Whimbrels, 4 -- Hurricane Irene, 0
It’s official. The whimbrels are four-for-four—undefeated against Hurricane Irene.
The Center for Conservation Biology (CCB) has been tracking the migration of four whimbrels and all four of these long-billed shorebirds successfully made it through Hurricane Irene, employing strategies ranging from sitting the storm out to flying right into the teeth of the hurricane—and back out again.
The CCB is part of a consortium of ornithologists that has been fitting these extreme fliers with lightweight, solar-powered backpack transmitters to track their migrations between their high Arctic breeding grounds and wintering areas in South America and the Caribbean. Whimbrels often use the tidal creeks and marshes of Virginia’s Eastern Shore as staging areas on both northbound and southbound migrations.
In 2008, the CCB was able to track the 146-hour flight of a whimbrel named Winnie from the Eastern Shore to her breeding grounds on the Mackenzie River near the Alaska-Canada border. At some 3,200 miles, with an average air speed of 22 miles per hour, it was a record-setting flight for whimbrel distance. The next year, a whimbrel named Hope surprised scientists by logging a 5,600-mile odyssey in which she visited both of the well-known whimbrel breeding grounds, then not breeding.
Migrating whimbrels routinely put themselves in harm’s way. Bryan Watts, director of the Center for Conservation Biology, says that the fall southbound migration of the birds occurs during hurricane season and their routes usually take them over open ocean.

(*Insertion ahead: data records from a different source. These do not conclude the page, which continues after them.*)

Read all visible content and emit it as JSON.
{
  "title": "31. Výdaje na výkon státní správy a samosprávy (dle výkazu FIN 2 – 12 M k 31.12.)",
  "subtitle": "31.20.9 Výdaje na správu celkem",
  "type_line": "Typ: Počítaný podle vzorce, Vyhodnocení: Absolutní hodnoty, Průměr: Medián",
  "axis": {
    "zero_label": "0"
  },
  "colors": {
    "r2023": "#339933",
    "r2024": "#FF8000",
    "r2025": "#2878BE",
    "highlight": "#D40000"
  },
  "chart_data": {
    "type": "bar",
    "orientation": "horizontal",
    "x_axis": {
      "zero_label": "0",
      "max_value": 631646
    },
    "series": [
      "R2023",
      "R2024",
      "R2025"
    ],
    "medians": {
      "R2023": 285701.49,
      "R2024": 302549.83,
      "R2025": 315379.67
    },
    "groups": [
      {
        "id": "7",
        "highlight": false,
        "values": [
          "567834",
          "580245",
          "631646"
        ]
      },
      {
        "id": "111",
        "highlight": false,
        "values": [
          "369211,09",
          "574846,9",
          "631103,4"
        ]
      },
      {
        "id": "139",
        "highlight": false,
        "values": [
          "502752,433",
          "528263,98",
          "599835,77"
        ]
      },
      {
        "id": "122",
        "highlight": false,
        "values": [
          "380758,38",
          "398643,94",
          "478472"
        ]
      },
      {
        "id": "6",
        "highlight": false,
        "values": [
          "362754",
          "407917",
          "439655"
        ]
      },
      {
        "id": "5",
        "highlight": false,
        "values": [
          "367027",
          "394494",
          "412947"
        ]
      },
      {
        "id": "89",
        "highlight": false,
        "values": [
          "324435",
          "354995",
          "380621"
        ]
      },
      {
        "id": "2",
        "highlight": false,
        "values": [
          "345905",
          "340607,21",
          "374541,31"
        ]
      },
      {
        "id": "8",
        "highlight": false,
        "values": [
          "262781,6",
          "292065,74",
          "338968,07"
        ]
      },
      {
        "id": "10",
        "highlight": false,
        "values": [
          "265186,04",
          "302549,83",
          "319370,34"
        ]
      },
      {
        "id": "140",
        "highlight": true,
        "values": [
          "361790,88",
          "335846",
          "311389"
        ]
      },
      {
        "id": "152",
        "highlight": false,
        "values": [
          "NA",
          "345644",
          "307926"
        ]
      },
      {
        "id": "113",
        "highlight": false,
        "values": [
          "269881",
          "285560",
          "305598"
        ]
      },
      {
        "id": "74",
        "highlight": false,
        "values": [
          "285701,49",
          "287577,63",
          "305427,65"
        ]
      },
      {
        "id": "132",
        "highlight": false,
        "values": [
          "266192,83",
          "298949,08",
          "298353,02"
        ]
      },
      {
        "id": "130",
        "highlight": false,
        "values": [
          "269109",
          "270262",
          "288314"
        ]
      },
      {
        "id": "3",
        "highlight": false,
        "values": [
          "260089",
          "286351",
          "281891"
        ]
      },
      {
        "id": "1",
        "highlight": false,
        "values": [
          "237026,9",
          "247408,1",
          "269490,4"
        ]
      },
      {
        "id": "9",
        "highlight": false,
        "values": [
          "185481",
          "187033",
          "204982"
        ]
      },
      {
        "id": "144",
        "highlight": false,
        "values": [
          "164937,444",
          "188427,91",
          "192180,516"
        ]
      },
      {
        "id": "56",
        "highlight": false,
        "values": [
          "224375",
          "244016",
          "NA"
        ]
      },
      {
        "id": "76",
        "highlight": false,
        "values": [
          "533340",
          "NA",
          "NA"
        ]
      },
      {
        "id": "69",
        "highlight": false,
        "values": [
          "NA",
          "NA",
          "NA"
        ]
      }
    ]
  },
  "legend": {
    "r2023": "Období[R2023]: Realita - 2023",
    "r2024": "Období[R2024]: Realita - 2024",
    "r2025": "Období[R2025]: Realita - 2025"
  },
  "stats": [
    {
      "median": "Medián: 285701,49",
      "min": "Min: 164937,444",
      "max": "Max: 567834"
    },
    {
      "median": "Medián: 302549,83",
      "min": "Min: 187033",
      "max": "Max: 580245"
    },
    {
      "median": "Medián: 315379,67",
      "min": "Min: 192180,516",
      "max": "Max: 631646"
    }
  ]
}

All four of the whimbrels being active tracked came up against Hurricane Irene and all came out with scarcely a ruffled feather. One, a bird named Chinquapin, flew unscathed through the most violent part of the hurricane. A second bird, Goshen, also tangled with Irene, but only had to deal with the outer bands of the storm. The remaining two, Hope and Machi, employed a different strategy, hunkering down on Virginia’s Eastern Shore while Irene raged overhead, pelting down nearly a foot of rain.
CCB Research Biologist Fletcher Smith says he expected Hope and Machi to take shelter in wooded areas, but satellite signals showed them in the middle of a marsh where they likely rode out the storm, literally, on rafts of floating wrack.
Chinquapin didn’t make an Eastern Shore stopover this year. He opted for the direct flight, leaving upper Hudson Bay on Aug. 20. He flew right into Irene’s northeast quadrant on Aug. 24. Satellite signals seemed to indicate Chinquapin had indeed flown through the storm.
To make sure, researchers gathered at the Center for Conservation Biology’s offices on the William & Mary campus on the afternoon of Aug. 27, waiting like expectant fathers for the next scheduled transmission of coordinates. It came through at 4:20 p.m.—showing that Chinquapin was alive and well on the Bahamian island of Eleuthera.
After Labor Day weekend, satellite tracking revealed that Hope and Machi were still on the Eastern Shore, while Goshen is on the island of Antigua. The researchers expect all four to continue their migration. Last year, Hope stayed on St. Croix, Chinquapin wintered in coastal Suriname and Goshen and Machi opted for Brazil.
The transcontinental journeys of whimbrels not only reveal new information about the life cycle of shorebirds, Watts said, but also underscore the environmental importance of the Delmarva Peninsula, which includes the state of Delaware as well as the eastern shores of Maryland and Virginia.
The Center for Conservation Biology is a joint program of the College of William & Mary and Virginia Commonwealth University.
Funding sources and collaborators involved in the whimbrel satellite tracking project include the Center for Conservation Biology, Georgia Department of Natural Resources Non-game Division, The Nature Conservancy, The U.S. Fish and Wildlife Service, the Virginia Coastal Zone Management Program and Manomet Center for Conservation Sciences.